Literature Case Study
Goodreads is a free book-focused social networking and cataloging platform that is owned by Amazon. On the site, users can create lists of books that they have or want to read, write reviews and rate books. In return, the site provides book recommendations, reading challenges and shares community ratings and reviews.
In 2011, Goodreads adopted a machine learning algorithmic recommendation technology to provide personalized recommendations, through book ratings and trends (Chandler, 2011). The ML technology also improved Goodreads targeted advertisements (Chandler, 2011). Per Goodreads, their “recommendation engine” uses algorithms to analyze 20 billion data points, mapping connections between books and readers (Chung, 2011). The program proposes recommendations based on what users have put on their digital bookshelves, and will suggest books based on similar genres and themes that other users with comparable bookshelves have enjoyed. To improve recommendations, users can rate more books, indicate books they are not interested in, tag books and select their favourite genres.

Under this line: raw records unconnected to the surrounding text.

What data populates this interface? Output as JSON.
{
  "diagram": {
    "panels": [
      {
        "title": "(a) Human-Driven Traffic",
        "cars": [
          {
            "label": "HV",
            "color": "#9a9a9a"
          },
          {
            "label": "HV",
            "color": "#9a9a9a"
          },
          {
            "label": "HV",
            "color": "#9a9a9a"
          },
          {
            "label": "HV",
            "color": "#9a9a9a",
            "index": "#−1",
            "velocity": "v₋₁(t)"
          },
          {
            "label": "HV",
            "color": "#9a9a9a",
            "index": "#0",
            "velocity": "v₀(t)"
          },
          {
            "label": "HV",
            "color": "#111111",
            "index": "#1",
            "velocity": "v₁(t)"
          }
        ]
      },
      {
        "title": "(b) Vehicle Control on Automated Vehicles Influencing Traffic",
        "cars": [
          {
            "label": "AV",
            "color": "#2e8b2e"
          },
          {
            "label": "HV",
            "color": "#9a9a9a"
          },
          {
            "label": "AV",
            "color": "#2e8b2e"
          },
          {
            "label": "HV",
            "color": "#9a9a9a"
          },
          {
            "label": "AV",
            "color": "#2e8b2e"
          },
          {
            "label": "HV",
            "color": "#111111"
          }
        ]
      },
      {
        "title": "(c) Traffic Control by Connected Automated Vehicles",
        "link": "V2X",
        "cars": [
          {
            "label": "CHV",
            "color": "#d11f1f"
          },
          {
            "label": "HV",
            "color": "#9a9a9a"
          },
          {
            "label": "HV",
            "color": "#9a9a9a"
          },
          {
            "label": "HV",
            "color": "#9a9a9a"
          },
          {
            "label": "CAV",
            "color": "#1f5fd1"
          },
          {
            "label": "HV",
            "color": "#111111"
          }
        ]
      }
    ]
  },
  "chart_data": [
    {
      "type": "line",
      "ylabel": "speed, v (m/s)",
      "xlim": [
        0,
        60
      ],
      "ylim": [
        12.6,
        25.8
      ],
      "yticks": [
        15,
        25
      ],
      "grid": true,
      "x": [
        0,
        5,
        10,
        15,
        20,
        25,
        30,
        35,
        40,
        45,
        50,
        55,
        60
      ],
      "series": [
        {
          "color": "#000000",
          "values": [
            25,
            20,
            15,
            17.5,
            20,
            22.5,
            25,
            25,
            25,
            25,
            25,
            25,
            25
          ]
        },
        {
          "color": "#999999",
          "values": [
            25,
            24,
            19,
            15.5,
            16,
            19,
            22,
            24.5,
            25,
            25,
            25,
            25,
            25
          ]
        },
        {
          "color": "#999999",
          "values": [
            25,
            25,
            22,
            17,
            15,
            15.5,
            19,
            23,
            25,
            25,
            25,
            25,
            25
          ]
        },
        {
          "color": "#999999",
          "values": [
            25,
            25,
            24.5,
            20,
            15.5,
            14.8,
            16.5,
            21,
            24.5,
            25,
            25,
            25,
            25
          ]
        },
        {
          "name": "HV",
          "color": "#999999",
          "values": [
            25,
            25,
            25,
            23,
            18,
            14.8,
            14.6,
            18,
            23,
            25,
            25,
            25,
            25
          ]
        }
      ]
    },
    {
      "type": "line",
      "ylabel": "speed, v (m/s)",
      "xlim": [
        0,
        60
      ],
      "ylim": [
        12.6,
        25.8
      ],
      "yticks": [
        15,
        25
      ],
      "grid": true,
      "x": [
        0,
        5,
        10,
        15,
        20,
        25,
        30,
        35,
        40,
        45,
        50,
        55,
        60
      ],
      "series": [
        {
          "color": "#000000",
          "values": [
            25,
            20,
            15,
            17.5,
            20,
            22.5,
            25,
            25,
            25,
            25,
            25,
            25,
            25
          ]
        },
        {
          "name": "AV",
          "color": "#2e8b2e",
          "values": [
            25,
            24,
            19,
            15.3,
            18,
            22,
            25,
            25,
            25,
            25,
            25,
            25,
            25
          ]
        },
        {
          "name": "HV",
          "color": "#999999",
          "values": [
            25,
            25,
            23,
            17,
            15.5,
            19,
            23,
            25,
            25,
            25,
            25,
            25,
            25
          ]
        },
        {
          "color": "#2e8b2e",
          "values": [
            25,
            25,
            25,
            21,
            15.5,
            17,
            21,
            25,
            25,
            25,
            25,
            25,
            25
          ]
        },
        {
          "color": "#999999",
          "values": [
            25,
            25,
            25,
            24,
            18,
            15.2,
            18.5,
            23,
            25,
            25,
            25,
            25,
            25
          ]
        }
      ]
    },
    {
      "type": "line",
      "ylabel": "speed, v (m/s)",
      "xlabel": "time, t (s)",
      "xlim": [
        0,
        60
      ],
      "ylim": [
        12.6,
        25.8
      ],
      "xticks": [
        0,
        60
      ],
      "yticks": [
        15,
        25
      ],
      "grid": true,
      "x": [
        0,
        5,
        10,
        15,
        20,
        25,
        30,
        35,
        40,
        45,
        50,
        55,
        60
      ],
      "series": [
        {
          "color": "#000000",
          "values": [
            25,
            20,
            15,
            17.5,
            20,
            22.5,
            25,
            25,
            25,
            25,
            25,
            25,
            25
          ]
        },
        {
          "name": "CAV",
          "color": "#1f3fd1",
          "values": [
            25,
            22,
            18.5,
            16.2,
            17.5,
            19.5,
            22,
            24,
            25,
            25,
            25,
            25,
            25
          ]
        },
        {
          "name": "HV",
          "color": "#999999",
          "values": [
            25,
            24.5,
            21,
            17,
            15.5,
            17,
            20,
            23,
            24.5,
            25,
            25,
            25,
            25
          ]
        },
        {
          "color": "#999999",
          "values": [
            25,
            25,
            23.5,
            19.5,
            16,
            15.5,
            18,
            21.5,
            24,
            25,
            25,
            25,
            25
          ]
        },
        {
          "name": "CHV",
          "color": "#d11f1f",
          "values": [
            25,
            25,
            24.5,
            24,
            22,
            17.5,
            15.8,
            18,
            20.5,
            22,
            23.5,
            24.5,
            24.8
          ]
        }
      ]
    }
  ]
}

Despite user inputs to help Goodreads’ ML improve, a criticism of Goodreads’ system is that many users feel that the recommendations are not sufficiently personalized. Rather, it seems that the algorithms suggests books based off of the genres that are already on users’ bookshelves instead of helping users explore new genres, themes or moods (Stochl, 2021). Based on this criticism, it appears that the ML-generated recommendations would affect users’ behaviour by creating a feedback loop. In this case, a reader might highly rates a certain genre of book, so the system recommends more books within this genre, and when a user positively reacts to a recommendation, the process will repeat. The issue is that readers have diverse interests, and may not like all books within a genre, or they may wish to read a variety of genres. The recommendations simply provide users with suggestions that are thematically close to previous reads, and do not encourage readers to expand their literary interests, which may lead to the next great book. Further, books (and authors) that do not fit into distinct or popular genres may not receive attention, thus penalizing titles that push or fall outside of the boundaries of mainstream literature.
Many users enjoy Goodreads for its cataloguing feature, however the recommender system provides value added to users, as well as Amazon, the parent company. By knowing which books a user has on their bookshelves, Amazon is able to tailor advertisements in the same way that Goodreads can provide recommendations for the next read. For example, Goodreads creates reading lists based on users’ interactions with features. This includes a monthly list of the most anticipated new books based on the number of users that added a book to the their “Want to Read” shelf (Cybil, 2022). Advertisements on the Goodreads platform include books published by Amazon Publishing. These advertisements may generate more interaction with the promoted books, which the platform’s algorithm will in turn measure as interest. If users or the system add promoted books to a reading list, it will be promoted for a second time. The more a book shows up on reading lists and as a recommendation, the more users will see it, ultimately impacting book sales.